公募班の村上らの研究成果がNature Communicationsに掲載されました。

Kazuma Murakami*, Thi Hong Van Nguyen, Leo Tsuda, Esha Chawla, Yangxia Wang, Yiran Chen, Nadia Stefanova, Chioko Nagao, Kenji Mizuguchi, Shouvik Manna, Samir K. Maji, Hidehito Tochio & Gal Bitan.Development of an RNA aptamer as a therapeutic agent for synucleinopathies.Nature Communications 2026 July 15.doi: 10.1038/s41467-026-75209-z. Online ahead of print.

https://www.nature.com/articles/s41467-026-75209-z

研究成果の概要

α-シヌクレイン(αSyn)は、神経細胞においてシナプス機能を担う重要なタンパク質ですが、異常に凝集するとオリゴマーや線維状凝集体を形成し、プリオン様に脳内を伝播することで神経細胞障害を引き起こします。このようなαSynの異常凝集は、パーキンソン病、レビー小体型認知症、多系統萎縮症などのシヌクレイノパチーの共通病態です。現在利用されている治療法の多くは、ドパミン補充による症状改善を目的としたものであり、疾患進行を抑える根治的治療には至っていません。近年、認知症領域では抗体医薬などの疾患修飾薬が注目されていますが、抗体医薬とは異なる治療戦略も強く求められています。

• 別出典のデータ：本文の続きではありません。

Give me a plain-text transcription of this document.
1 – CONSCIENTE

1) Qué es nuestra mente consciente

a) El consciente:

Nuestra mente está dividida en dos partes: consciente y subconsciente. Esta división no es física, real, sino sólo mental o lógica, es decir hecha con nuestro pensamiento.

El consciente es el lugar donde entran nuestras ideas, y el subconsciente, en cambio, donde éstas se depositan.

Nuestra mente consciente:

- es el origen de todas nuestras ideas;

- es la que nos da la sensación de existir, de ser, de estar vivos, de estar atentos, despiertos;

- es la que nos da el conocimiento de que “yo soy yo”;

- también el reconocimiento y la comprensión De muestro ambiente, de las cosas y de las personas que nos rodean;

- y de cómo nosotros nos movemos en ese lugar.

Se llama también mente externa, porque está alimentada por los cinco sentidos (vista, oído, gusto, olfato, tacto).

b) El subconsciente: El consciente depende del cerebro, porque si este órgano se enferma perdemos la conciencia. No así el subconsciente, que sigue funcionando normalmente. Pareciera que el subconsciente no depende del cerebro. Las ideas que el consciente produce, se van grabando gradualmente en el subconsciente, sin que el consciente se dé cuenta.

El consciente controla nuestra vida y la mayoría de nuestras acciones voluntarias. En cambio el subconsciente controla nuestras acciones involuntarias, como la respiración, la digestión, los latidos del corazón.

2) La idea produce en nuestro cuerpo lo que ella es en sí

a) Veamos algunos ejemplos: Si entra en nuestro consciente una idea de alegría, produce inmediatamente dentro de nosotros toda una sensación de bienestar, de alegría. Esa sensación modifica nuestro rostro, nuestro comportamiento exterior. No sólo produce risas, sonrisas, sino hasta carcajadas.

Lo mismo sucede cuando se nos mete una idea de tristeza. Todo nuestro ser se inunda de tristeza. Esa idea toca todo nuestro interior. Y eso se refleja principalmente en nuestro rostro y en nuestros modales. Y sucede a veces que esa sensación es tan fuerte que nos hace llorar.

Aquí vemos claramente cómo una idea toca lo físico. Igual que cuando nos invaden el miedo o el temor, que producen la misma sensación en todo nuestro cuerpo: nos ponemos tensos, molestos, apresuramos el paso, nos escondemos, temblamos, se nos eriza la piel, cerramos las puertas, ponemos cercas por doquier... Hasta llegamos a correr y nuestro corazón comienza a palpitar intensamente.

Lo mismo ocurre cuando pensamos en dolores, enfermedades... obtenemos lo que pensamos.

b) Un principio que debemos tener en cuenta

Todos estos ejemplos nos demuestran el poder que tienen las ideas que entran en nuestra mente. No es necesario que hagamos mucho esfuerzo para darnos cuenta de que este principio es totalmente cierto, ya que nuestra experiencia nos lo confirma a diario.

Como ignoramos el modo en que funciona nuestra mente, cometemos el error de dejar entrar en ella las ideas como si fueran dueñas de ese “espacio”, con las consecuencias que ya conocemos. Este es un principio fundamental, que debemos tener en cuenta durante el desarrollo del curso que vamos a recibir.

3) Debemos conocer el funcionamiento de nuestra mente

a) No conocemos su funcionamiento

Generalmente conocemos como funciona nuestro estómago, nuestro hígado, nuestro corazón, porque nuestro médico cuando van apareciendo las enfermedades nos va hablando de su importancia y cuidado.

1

本研究では、αSynの天然変性領域に存在するLys繰り返し配列を標的として、試験管内人工進化法(in vitro selection)によりRNAアプタマーを取得しました。その結果、このアプタマーはαSynのオリゴマー形成や線維形成を抑制するだけでなく、すでに形成された凝集体の分解も促進することを明らかにしました。また、細胞モデルではαSyn凝集体の細胞内伝播や細胞毒性を抑制し、ショウジョウバエモデルでは運動機能障害、寿命短縮、神経変性を改善しました。さらに、核磁気共鳴(NMR)解析およびドッキング計算により、RNAアプタマーがαSynのLys繰り返し配列を主な結合部位として認識する分子機構の一端を明らかにしました。以上から、RNAアプタマーはαSynの異常凝集とその伝播を直接制御する新たな疾患修飾型核酸医薬として有望であり、シヌクレイノパチーに対する新しい治療戦略につながる可能性があります。